Refried beans are so often misunderstood – unless you’ve had great ones! That’s another post but in the meantime, don’t be afraid to pick up can. Get the right brand and use this top-secret method to doctor Canned Refried Beans into creamy goodness just like a restaurant’s in minutes.
I learned this from “K” as I’ll call her, a very dear friend who wasn’t afraid to step up to the stove during a short stay with me. She’d toss a bit of butter in the pan (optional – the butter, not the pan) add the canned refried beans and then a drizzle of milk, stirring now and then as it cooked up.
A handful of cheese at the end stirred in or melted on top and you’ll have the loveliest beans to serve as a side or in a quick burrito. All in about two minutes! No one will even guess these are canned refried beans.
Adding cream or crema drizzled into the final refries isn’t without precedence. In the “olden days” before the internet, I collected cookbooks and saw this method in a recipe for home-made frijoles refritos. I have known other friends who used a little bacon grease or lard instead of the butter.
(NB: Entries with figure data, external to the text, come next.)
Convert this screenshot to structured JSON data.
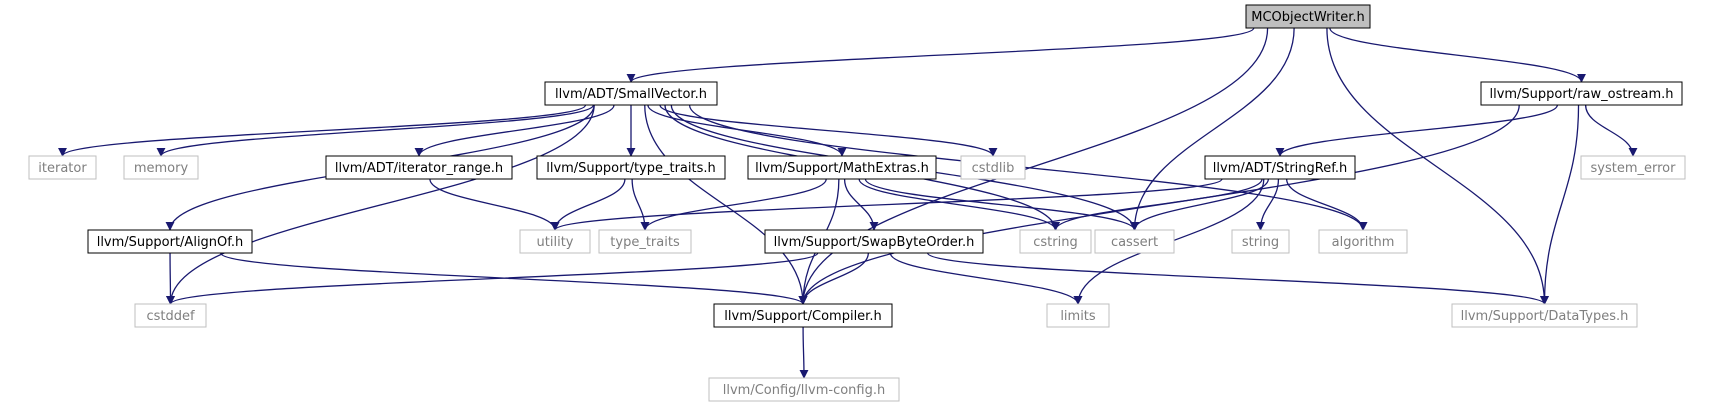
{
  "graph": {
    "colors": {
      "edge": "#191970",
      "root_fill": "#bfbfbf",
      "primary_border": "#000000",
      "external_border": "#bfbfbf",
      "external_text": "#7f7f7f"
    },
    "nodes": [
      {
        "id": "mcobjectwriter",
        "label": "MCObjectWriter.h",
        "kind": "root"
      },
      {
        "id": "smallvector",
        "label": "llvm/ADT/SmallVector.h",
        "kind": "primary"
      },
      {
        "id": "raw_ostream",
        "label": "llvm/Support/raw_ostream.h",
        "kind": "primary"
      },
      {
        "id": "iterator",
        "label": "iterator",
        "kind": "external"
      },
      {
        "id": "memory",
        "label": "memory",
        "kind": "external"
      },
      {
        "id": "iterator_range",
        "label": "llvm/ADT/iterator_range.h",
        "kind": "primary"
      },
      {
        "id": "type_traits_h",
        "label": "llvm/Support/type_traits.h",
        "kind": "primary"
      },
      {
        "id": "mathextras",
        "label": "llvm/Support/MathExtras.h",
        "kind": "primary"
      },
      {
        "id": "cstdlib",
        "label": "cstdlib",
        "kind": "external"
      },
      {
        "id": "stringref",
        "label": "llvm/ADT/StringRef.h",
        "kind": "primary"
      },
      {
        "id": "system_error",
        "label": "system_error",
        "kind": "external"
      },
      {
        "id": "alignof",
        "label": "llvm/Support/AlignOf.h",
        "kind": "primary"
      },
      {
        "id": "utility",
        "label": "utility",
        "kind": "external"
      },
      {
        "id": "type_traits",
        "label": "type_traits",
        "kind": "external"
      },
      {
        "id": "swapbyteorder",
        "label": "llvm/Support/SwapByteOrder.h",
        "kind": "primary"
      },
      {
        "id": "cstring",
        "label": "cstring",
        "kind": "external"
      },
      {
        "id": "cassert",
        "label": "cassert",
        "kind": "external"
      },
      {
        "id": "string",
        "label": "string",
        "kind": "external"
      },
      {
        "id": "algorithm",
        "label": "algorithm",
        "kind": "external"
      },
      {
        "id": "cstddef",
        "label": "cstddef",
        "kind": "external"
      },
      {
        "id": "compiler",
        "label": "llvm/Support/Compiler.h",
        "kind": "primary"
      },
      {
        "id": "limits",
        "label": "limits",
        "kind": "external"
      },
      {
        "id": "datatypes",
        "label": "llvm/Support/DataTypes.h",
        "kind": "external"
      },
      {
        "id": "llvm_config",
        "label": "llvm/Config/llvm-config.h",
        "kind": "external"
      }
    ],
    "edges": [
      {
        "from": "mcobjectwriter",
        "to": "smallvector"
      },
      {
        "from": "mcobjectwriter",
        "to": "raw_ostream"
      },
      {
        "from": "mcobjectwriter",
        "to": "cassert"
      },
      {
        "from": "mcobjectwriter",
        "to": "compiler"
      },
      {
        "from": "mcobjectwriter",
        "to": "datatypes"
      },
      {
        "from": "smallvector",
        "to": "iterator"
      },
      {
        "from": "smallvector",
        "to": "memory"
      },
      {
        "from": "smallvector",
        "to": "iterator_range"
      },
      {
        "from": "smallvector",
        "to": "type_traits_h"
      },
      {
        "from": "smallvector",
        "to": "mathextras"
      },
      {
        "from": "smallvector",
        "to": "cstdlib"
      },
      {
        "from": "smallvector",
        "to": "cstring"
      },
      {
        "from": "smallvector",
        "to": "cassert"
      },
      {
        "from": "smallvector",
        "to": "algorithm"
      },
      {
        "from": "smallvector",
        "to": "alignof"
      },
      {
        "from": "smallvector",
        "to": "cstddef"
      },
      {
        "from": "smallvector",
        "to": "compiler"
      },
      {
        "from": "raw_ostream",
        "to": "stringref"
      },
      {
        "from": "raw_ostream",
        "to": "system_error"
      },
      {
        "from": "raw_ostream",
        "to": "compiler"
      },
      {
        "from": "raw_ostream",
        "to": "datatypes"
      },
      {
        "from": "iterator_range",
        "to": "utility"
      },
      {
        "from": "type_traits_h",
        "to": "utility"
      },
      {
        "from": "type_traits_h",
        "to": "type_traits"
      },
      {
        "from": "mathextras",
        "to": "type_traits"
      },
      {
        "from": "mathextras",
        "to": "swapbyteorder"
      },
      {
        "from": "mathextras",
        "to": "cstring"
      },
      {
        "from": "mathextras",
        "to": "cassert"
      },
      {
        "from": "mathextras",
        "to": "compiler"
      },
      {
        "from": "stringref",
        "to": "utility"
      },
      {
        "from": "stringref",
        "to": "cstring"
      },
      {
        "from": "stringref",
        "to": "cassert"
      },
      {
        "from": "stringref",
        "to": "string"
      },
      {
        "from": "stringref",
        "to": "algorithm"
      },
      {
        "from": "stringref",
        "to": "limits"
      },
      {
        "from": "alignof",
        "to": "cstddef"
      },
      {
        "from": "alignof",
        "to": "compiler"
      },
      {
        "from": "swapbyteorder",
        "to": "cstddef"
      },
      {
        "from": "swapbyteorder",
        "to": "compiler"
      },
      {
        "from": "swapbyteorder",
        "to": "limits"
      },
      {
        "from": "swapbyteorder",
        "to": "datatypes"
      },
      {
        "from": "compiler",
        "to": "llvm_config"
      }
    ]
  }
}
I don’t have many product preferences, but I do in canned refried beans – the La Preferida brand. I’ll buy them even when other brands are less expensive. I also stick with the original or the vegetarian (a bit healthier) and generally buy them without all the spices or peppers added.
I just think refried beans are lovely as is and shouldn’t compete with the other flavors on the plate. I don’t think I’ve ever eaten in a restaurant with spiced up refries, but that doesn’t mean there aren’t any. Usually they’re a kind of plain foil for the rest of the food. Regardless, this method works with any flavor variations and if you want to, feel free to add anywhere from a few drops to a couple teaspoons of hot sauce.Print
Canned Refried Beans
It sounds too simple to be true, but try it and you’ll be a convert.
- Yield: 4 servings
- 1 to 2 tablespoons butter, lard or bacon drippings
- 1 can refried beans
- 1/2 cup of milk, cream or a little Crema
Add butter, lard or bacon drippings to pan and heat over medium heat. Add in can of refried beans, including any liquid. Stir together.
When warmed through, add the dairy and continue to heat, stirring now and then, until desired thickness is reached, a minute or two.
- Calories: 163
- Sugar: 2g
- Sodium: 433mg
- Fat: 7g
- Saturated Fat: 4g
- Carbohydrates: 18g
- Fiber: 7g
- Protein: 8g
- Cholesterol: 10mg
Let’s talk about how to save money/time on Canned Refried Beans
- Follow my 12 Strategies – You’ll see them on the upper drop down menu of every page and how I apply them, below.
- Don’t get discouraged if your prices don’t match mine! Keep shopping at the best prices and your fridge/freezer and pantry will be stocked with sales priced ingredients.
- Use a coupon matching site! Every store has a group of enthusiastic Coupon Matchers. Do not discount the savings!
Dried vs Canned Refried Beans
The lowly bean is one of the healthiest foods & eating beans regularly basically eliminates the issues so commonly known.
Dried beans are so inexpensive to start with that they are seldom advertised as being on “sale,” but they often are after any Holiday in which Ham is considered an option for the main meal. Check for great pricing, too, in the ethnic aisles of the grocery store, as well as the pasta/bean aisle. Prices range, on sale, from $.79 to $1.00 a pound. Aldi had three-pound bags for $2.39, which is the lower number.
If you’re used to buying canned beans, unless a 15 ounce can is less than 26 cents with sales and coupons, they are more than the 79 cent per pound price of dried at Aldi. A fifteen-ounce can is about 1 1/2 cups of beans, and a pound is roughly the equivalent of 3 cans.